RAIMUNDO FERREIRA
O exercício da mente é o tema da coluna desta sexta-feira, 19, do professor Raimundo Ferreira de Souza
EXERCÍCIO MENTAL
Mesmo que muitos que tomam conhecimento de nossos ensaios despretensiosos não reconheçam sua importância, ou não os considerem úteis como tentativa de registrar e dizer algo sobre a vida e as coisas à nossa volta — sobretudo em uma sociedade onde poucos se dispõem a expor suas ideias —, nós continuamos. Não sei até quando, mas seguiremos mantendo esse hábito, já cultivado há tantos anos: o de exercitar a mente, dentro de nossos limites, falando do nosso jeito e sobre qualquer temática.
Neste momento, poderíamos refletir sobre a situação política atual — a tensão entre separação e união dos poderes, e as intrigas que servem, não raro, mais para ativistas assistirem do que para o povo compreender. Poderíamos também discutir a questão ambiental, que, além de nos inquietar, nos deixa perplexos diante do fato de que o ser humano, por livre escolha, devasta e polui justamente o bem que o sustenta.
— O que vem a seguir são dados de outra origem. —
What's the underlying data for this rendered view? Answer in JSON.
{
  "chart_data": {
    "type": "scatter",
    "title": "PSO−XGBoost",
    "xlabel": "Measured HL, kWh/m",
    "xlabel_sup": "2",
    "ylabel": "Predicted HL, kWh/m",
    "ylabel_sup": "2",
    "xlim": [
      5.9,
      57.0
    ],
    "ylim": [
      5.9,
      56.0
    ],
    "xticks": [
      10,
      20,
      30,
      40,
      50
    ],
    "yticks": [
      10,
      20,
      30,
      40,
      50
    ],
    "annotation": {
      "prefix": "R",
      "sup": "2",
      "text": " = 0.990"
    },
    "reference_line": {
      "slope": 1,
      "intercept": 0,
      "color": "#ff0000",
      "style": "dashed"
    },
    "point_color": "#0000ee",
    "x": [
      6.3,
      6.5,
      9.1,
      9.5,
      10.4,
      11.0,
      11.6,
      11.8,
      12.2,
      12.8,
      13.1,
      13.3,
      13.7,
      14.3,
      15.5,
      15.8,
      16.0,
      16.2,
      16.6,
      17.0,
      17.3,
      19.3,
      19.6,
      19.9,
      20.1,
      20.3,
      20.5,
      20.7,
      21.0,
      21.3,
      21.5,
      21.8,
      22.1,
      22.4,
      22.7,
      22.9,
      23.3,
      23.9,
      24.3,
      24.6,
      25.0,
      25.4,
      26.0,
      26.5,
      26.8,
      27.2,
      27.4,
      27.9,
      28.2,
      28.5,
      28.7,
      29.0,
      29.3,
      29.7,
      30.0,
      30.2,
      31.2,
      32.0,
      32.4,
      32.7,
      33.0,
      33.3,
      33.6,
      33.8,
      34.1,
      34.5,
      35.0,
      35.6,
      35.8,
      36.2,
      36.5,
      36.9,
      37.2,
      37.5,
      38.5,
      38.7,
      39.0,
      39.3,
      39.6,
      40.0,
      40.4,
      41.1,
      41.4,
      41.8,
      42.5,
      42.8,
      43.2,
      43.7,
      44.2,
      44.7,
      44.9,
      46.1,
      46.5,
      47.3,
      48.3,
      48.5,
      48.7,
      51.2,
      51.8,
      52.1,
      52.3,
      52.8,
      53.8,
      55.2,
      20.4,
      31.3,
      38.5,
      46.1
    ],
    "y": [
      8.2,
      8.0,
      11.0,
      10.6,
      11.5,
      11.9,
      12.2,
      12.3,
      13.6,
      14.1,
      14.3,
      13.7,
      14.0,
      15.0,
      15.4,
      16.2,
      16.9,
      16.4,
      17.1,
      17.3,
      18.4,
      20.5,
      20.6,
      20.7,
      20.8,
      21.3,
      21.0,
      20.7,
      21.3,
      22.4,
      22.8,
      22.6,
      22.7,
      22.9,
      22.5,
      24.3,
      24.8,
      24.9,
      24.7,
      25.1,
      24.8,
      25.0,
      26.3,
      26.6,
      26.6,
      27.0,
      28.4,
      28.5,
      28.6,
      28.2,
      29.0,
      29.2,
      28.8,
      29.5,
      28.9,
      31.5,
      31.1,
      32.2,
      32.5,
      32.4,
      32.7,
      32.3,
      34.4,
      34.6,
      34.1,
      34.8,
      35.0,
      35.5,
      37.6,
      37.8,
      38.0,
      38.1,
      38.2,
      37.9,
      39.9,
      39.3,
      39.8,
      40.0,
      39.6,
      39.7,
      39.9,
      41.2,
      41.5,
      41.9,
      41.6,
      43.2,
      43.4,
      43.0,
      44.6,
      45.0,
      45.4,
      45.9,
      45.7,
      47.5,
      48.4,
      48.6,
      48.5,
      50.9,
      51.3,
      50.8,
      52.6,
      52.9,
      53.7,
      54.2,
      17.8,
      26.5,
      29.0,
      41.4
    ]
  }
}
Ou ainda falar sobre o “boom” das construções de moradias que transformou João Pessoa. Segundo reportagem recente que li, a cidade tem recebido muita gente interessada em fixar residência, e isso já começou a impactar o ritmo da antiga cidade pacata — trânsito, segurança, serviços de saúde e até o custo de vida.
Mas também poderíamos voltar o olhar para a mitologia grega, à narrativa do princípio da Terra. Gaia, a Terra, surgiu como ventre universal, fonte de fecundidade, solidez e estabilidade — a base de todas as formas de vida. De seu seio profundo nasceu Urano, o Céu estrelado, que a cobriu como um manto infinito. Mãe e filho uniram-se — Terra e Céu — e geraram muitos seres, em um espaço fechado e fecundo, onde alto e baixo se confundiam em fusão eterna.
Urano, entretanto, não cessava de fecundar Gaia, e temendo a força dos filhos que nasciam, impedia-os de ver a luz, mantendo-os encerrados no ventre materno. Essa situação tornou-se insuportável para Gaia, que elaborou um plano: forjou uma espada de pedra e combinou com seu filho mais novo, Cronos, que simboliza o Tempo, para atacar o pai e libertar a todos.
Cronos, então, surpreendeu Urano, decepou-lhe os órgãos genitais e o afastou da Mãe-Terra, abrindo pela primeira vez o espaço entre Céu e Terra. Esse ato violento não foi apenas um gesto de poder filial, mas um marco cósmico: a criação da distância, a possibilidade da respiração, do movimento e da vida em liberdade. Assim, ao dividir céu e terra, Cronos não apenas libertou seus irmãos, mas inaugurou o universo como espaço aberto, onde tudo mais poderia acontecer.